The following is a part of a theorem of Takesaki's Operator theory:
Let $T$ be an positive operator. Suppose $T = \int_0^{\|T\|} \lambda \, de(\lambda)$ is the spectral measure of $T$. Also put $e_\varepsilon = \int_\varepsilon^{\|T\|} d e(\lambda)$. The arthur claims $$(T \xi,\xi) = \int_\varepsilon^{\infty} \lambda \, d\|e(\lambda)\xi\|^2 \geq \varepsilon \|\xi\|^2$$ for every $\xi\in e_\varepsilon H$, while I can not understand how the above equality holds and also why he calculates the integral until $\infty$ . Please help me.
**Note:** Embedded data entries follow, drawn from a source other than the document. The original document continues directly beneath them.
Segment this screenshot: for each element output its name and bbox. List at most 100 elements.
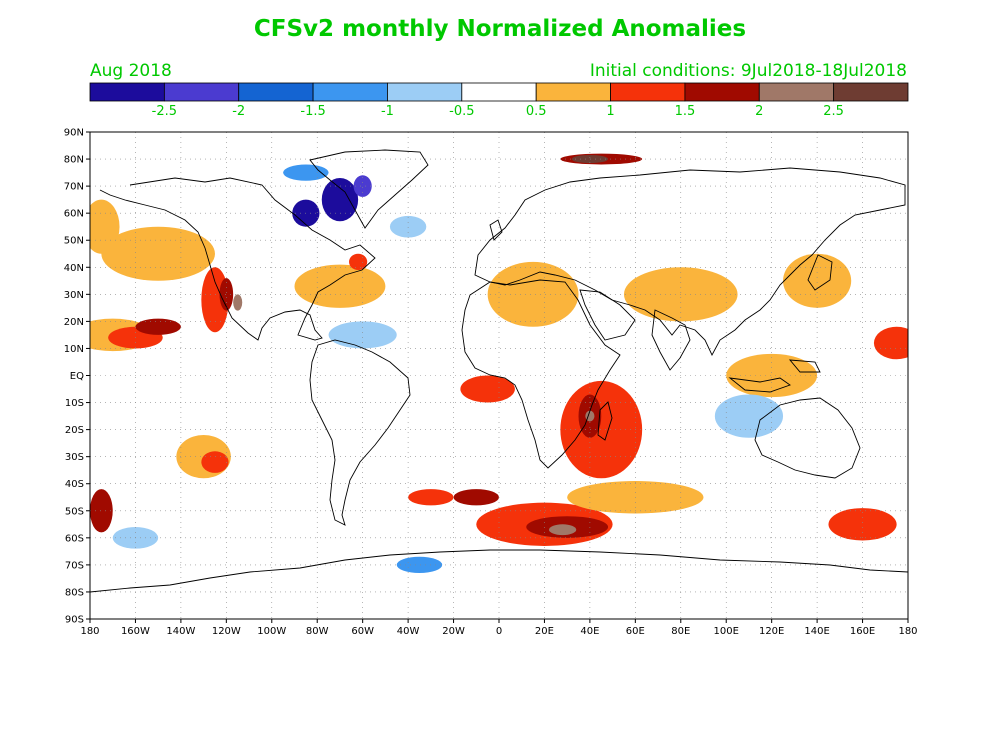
lat-tick-label: 50S [65, 506, 84, 517]
colorbar-swatch-0 [89, 82, 165, 102]
lon-tick-label: 20E [535, 626, 554, 637]
coastline-british-isles [489, 219, 503, 241]
lat-tick-label: 90N [64, 128, 84, 139]
lon-tick-label: 180 [898, 626, 917, 637]
coastline-japan [807, 254, 833, 291]
anomaly-patch-38 [389, 215, 427, 238]
lat-tick-label: 40S [65, 479, 84, 490]
anomaly-patch-7 [233, 294, 243, 311]
colorbar-swatch-7 [610, 82, 686, 102]
colorbar-label: 0.5 [526, 104, 547, 119]
coastline-australia [754, 397, 861, 479]
anomaly-patch-37 [396, 556, 443, 574]
coastline-africa [461, 279, 621, 469]
colorbar-label: -1.5 [300, 104, 325, 119]
colorbar-label: 2.5 [823, 104, 844, 119]
lon-tick-label: 60E [626, 626, 645, 637]
colorbar-swatch-5 [461, 82, 537, 102]
lat-tick-label: 90S [65, 615, 84, 626]
coastline-eurasia [474, 167, 906, 357]
anomaly-patch-32 [353, 175, 372, 197]
lat-tick-label: 40N [64, 263, 84, 274]
anomaly-patch-28 [487, 261, 579, 327]
lon-tick-label: 80E [671, 626, 690, 637]
lon-tick-label: 80W [306, 626, 329, 637]
lat-tick-label: 20S [65, 425, 84, 436]
lon-tick-label: 180 [80, 626, 99, 637]
anomaly-patch-30 [571, 154, 609, 164]
coastline-indonesia [728, 359, 821, 393]
lon-tick-label: 160E [850, 626, 875, 637]
lon-tick-label: 140W [166, 626, 195, 637]
figure-title: CFSv2 monthly Normalized Anomalies [254, 16, 746, 42]
coastline-madagascar [597, 401, 613, 441]
colorbar-swatch-10 [833, 82, 909, 102]
lon-tick-label: 120E [759, 626, 784, 637]
lon-tick-label: 100W [257, 626, 286, 637]
lat-tick-label: 60N [64, 209, 84, 220]
anomaly-patch-16 [408, 489, 454, 506]
lat-tick-label: 20N [64, 317, 84, 328]
lon-tick-label: 160W [121, 626, 150, 637]
anomaly-patch-25 [726, 353, 818, 398]
lon-tick-label: 140E [804, 626, 829, 637]
anomaly-patch-12 [460, 375, 515, 403]
anomaly-patch-2 [135, 318, 181, 335]
lat-tick-label: 10N [64, 344, 84, 355]
colorbar-swatch-3 [312, 82, 388, 102]
forecast-period: Aug 2018 [90, 61, 172, 81]
anomaly-patch-26 [783, 253, 852, 308]
lat-tick-label: 10S [65, 398, 84, 409]
colorbar: -2.5 -2 -1.5 -1 -0.5 0.5 1 1.5 2 2.5 [89, 82, 909, 119]
colorbar-swatch-9 [758, 82, 835, 102]
coastline-antarctica [90, 549, 908, 593]
lon-tick-label: 0 [496, 626, 502, 637]
coastline-arabia [579, 289, 636, 341]
colorbar-swatch-1 [163, 82, 240, 102]
anomaly-patch-24 [873, 326, 908, 360]
lat-tick-label: 60S [65, 533, 84, 544]
lat-tick-label: EQ [70, 371, 84, 382]
lat-tick-label: 80N [64, 155, 84, 166]
lat-tick-label: 30S [65, 452, 84, 463]
map-frame [89, 131, 909, 620]
anomaly-patch-6 [219, 278, 234, 311]
map-plot-area [86, 131, 909, 623]
latitude-axis-labels: 90N 80N 70N 60N 50N 40N 30N 20N 10N EQ 10S 20S 30S 40… [64, 128, 84, 626]
colorbar-swatch-6 [535, 82, 611, 102]
colorbar-swatch-8 [684, 82, 760, 102]
lon-tick-label: 20W [442, 626, 465, 637]
lat-tick-label: 50N [64, 236, 84, 247]
coastline-india [651, 309, 691, 371]
longitude-axis-labels: 180 160W 140W 120W 100W 80W 60W 40W 20W 0 20E 40E 60… [80, 626, 917, 637]
coastline-south-america [309, 339, 411, 526]
anomaly-patch-23 [90, 489, 113, 533]
anomaly-patch-4 [101, 226, 215, 281]
colorbar-label: -2.5 [152, 104, 177, 119]
lat-tick-label: 30N [64, 290, 84, 301]
anomaly-patch-31 [321, 177, 359, 222]
anomaly-patch-22 [828, 508, 897, 541]
anomaly-patch-10 [294, 264, 386, 308]
anomaly-patch-13 [560, 380, 643, 479]
coastlines [90, 149, 908, 593]
lon-tick-label: 40E [580, 626, 599, 637]
anomaly-patch-19 [548, 524, 577, 536]
coastline-greenland [309, 149, 429, 229]
lat-tick-label: 70N [64, 182, 84, 193]
initial-conditions: Initial conditions: 9Jul2018-18Jul2018 [590, 61, 907, 81]
lon-tick-label: 60W [351, 626, 374, 637]
colorbar-label: -2 [232, 104, 245, 119]
colorbar-label: 2 [755, 104, 763, 119]
anomaly-patch-35 [714, 394, 784, 438]
map-graticule [86, 131, 909, 623]
coastline-north-america [99, 177, 376, 341]
anomaly-patch-9 [201, 451, 229, 473]
lat-tick-label: 70S [65, 560, 84, 571]
colorbar-swatch-4 [387, 82, 463, 102]
anomaly-patch-20 [453, 489, 499, 506]
colorbar-label: -0.5 [449, 104, 474, 119]
colorbar-label: -1 [381, 104, 394, 119]
colorbar-label: 1.5 [675, 104, 696, 119]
Thanks so much.
If $S$ is a Borel set, then $$ e(S)=e(S)^{2}=e(S)^{\star}. $$ Therefore, $(e(S)x,x)=\|e(S)x\|^{2}$ for all $x$ because $$ \|e(S)x\|^{2} = (e(S)x,e(S)x)=(e(S)^{\star}e(S)x,x)=(e(S)^{2}x,x)=(e(S)x,x). $$ You can approximate your integral $\int \lambda de(\lambda)$ with $\sum_{j}\lambda_{j}e(S_{j})$ and that leads to $$ \left(\int \lambda de(\lambda)\xi,\xi\right) \approx \sum_{j}\lambda_{j}\;(e(S_{j})x,x)=\sum_{j}\lambda_{j} \|e(S_{j})x\|^{2} \approx\int\lambda d\|e(\lambda)x\|^{2}. $$ Taking limits gives $$ \left(\int \lambda de(\lambda)\xi,\xi\right) = \int\lambda d\|e(\lambda)x\|^{2} $$ Because $\lambda \ge \epsilon$ on $[\epsilon,\|T\|]$, $$ \begin{align} \left(\int_{\epsilon}^{\|T\|}\lambda de(\lambda)\xi,\xi\right) & = \int_{\epsilon}^{\|T\|}\lambda d\|e(\lambda)\xi\|^{2} \\ & \ge \epsilon\int_{\epsilon}^{\|T\|}d\|e(\lambda)\xi\|^{2} = \epsilon\|e_{\epsilon}\xi\|^{2}. \end{align} $$ Therefore, if $e_{\epsilon}\xi = \xi$ (equivalently, $\xi \in e_{\epsilon}H$) $$ (T\xi,\xi) \ge \epsilon\|\xi\|^{2},\;\;\; \xi\in e_{\epsilon}H. $$